Three Basic Tips for Managing Refunds and Open Cases

Approach refund requests and cases with seriousness and flexibility

Don't treat your customers like the enemy or something to be avoided, even if they're upset with you.. Scott Griessel / Dreamstime

Requests for returns and other kinds of disputes can give sellers heartburn. Seeing one or several requests for returns—particularly of expensive items—can really put a crimp in a seller's day.

So the inclination to drag your feet a little bit in responding to such requests is understandable. But despite the discomfort, you should do your best to respond and process these requests as quickly as possible.

Here are some tips for handling cases and requests opened by buyers.

  • Don't wait to respond to open cases. The clock starts ticking the moment the buyer lets eBay know they've had an issue or would like to make a return. A buyer that requests a return, for example, is given a date by which the seller should respond, or they're able to request that eBay "step in" and help to resolve the problem. Putting off your responses as a seller might feel like a way to avoid having to face a problem or a buyer for another day, but it's all to easy to get caught up in day-to-day business and forget—and if you pass the given date without addressing the issue, eBay is likely to simply solve the problem directly with the buyer, without any input from you, often meaning that you'll be providing a full refund, no questions asked, possibly without even getting your item back in return.

  • Use the resolution system, not email or messages, to respond. If you have a disagreement with the buyer's case, supply your responses, conditions, and arguments in the actual resolution system, rather than by shooting a direct message off to the buyer and hoping for a lively debate or some sort of off-the-record agreement. Whatever you say outside of the resolution system is effectively invisible to eBay, so if you send a plethora of well-reasoned points to a buyer, but do so by direct message, eBay won't be able to take any of what you've said into account. If all of your responses are sent by direct message, they may not even realize that you've responded, and may simply rule in the buyer's favor.

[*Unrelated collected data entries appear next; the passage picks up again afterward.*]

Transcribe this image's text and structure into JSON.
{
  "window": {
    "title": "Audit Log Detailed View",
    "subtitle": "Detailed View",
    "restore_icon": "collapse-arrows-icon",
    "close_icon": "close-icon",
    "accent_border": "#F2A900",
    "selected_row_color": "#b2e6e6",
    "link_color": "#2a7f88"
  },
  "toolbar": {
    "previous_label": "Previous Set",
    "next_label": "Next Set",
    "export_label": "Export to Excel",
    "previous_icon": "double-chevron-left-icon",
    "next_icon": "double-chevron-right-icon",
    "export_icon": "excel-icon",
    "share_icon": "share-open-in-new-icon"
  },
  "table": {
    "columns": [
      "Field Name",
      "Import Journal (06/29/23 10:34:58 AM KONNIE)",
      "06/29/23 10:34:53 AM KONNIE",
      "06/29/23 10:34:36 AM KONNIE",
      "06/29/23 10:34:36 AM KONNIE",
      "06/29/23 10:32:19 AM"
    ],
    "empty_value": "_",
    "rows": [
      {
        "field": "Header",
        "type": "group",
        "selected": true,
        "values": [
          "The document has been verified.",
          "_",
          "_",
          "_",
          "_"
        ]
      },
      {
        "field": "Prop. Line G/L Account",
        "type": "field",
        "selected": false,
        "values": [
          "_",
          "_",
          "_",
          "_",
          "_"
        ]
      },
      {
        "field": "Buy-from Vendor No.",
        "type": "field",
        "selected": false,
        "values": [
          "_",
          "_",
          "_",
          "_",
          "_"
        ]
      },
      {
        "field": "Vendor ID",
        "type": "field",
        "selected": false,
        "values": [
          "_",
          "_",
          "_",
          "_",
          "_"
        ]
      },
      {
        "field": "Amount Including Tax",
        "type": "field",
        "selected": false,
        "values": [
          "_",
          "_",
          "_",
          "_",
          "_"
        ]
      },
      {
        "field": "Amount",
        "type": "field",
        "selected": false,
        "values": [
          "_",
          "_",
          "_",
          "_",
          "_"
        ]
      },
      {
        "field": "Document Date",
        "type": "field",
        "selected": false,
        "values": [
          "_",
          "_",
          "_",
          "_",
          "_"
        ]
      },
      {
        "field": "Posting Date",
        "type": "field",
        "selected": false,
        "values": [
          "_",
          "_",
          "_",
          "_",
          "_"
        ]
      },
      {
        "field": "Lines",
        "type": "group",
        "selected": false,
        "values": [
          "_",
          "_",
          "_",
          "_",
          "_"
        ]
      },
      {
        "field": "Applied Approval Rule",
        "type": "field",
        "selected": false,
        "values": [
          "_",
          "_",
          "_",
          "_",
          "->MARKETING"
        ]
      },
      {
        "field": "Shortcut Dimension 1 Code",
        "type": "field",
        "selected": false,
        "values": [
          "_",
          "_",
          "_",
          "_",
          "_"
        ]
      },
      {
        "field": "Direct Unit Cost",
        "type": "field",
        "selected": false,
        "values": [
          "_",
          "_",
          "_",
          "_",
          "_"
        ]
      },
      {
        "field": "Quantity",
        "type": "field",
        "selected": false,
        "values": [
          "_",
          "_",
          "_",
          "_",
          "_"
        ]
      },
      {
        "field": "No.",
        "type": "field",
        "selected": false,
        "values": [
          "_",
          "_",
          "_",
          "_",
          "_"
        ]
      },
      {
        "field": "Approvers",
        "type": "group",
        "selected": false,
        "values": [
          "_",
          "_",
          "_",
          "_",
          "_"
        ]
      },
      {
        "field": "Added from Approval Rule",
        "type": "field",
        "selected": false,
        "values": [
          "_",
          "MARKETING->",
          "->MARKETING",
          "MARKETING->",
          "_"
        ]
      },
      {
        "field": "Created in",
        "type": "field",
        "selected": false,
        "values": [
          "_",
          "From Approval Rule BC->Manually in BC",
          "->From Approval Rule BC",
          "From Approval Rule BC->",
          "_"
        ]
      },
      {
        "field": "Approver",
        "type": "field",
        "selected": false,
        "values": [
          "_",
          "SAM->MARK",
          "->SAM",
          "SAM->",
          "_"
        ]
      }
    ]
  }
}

  • Be willing to split the difference. Online shoppers these days expect a much higher level of customer service than was true just a few years ago, and eBay is all too aware of this fact—and of the necessity of keeping buyers happy if they're going to keep them shopping on eBay. If you're rigid in your demands and conditions, or simply refuse to refund a purchase price, you may be frustrated to find that eBay will tend to side with the buyer, all things being equal, for the reasons outlined above. One strategy that all too few sellers adopt is to split the difference—offer a partial refund, for example, or an exchange in lieu of a return, and so on. Remember that buyers are often just as stressed out about disputes as sellers, and want just as badly to put disputes to rest in ways that are acceptable to everyone. Many are relieved, not upset, to find a seller working just as hard as they are to arrive at and equitable solution—and will often take sellers up on these kinds of offers.

    Whatever you do in each case, strenuously avoid the "this transaction is done and I'm not revisiting it" mentality. Ignoring basic customer service in that way is a surefire path to offering full many refunds without having any input into the process, and to an increasing defect rate and declining feedback score and ratings—none of which are going to do anything positive for your selling business, or your heartburn.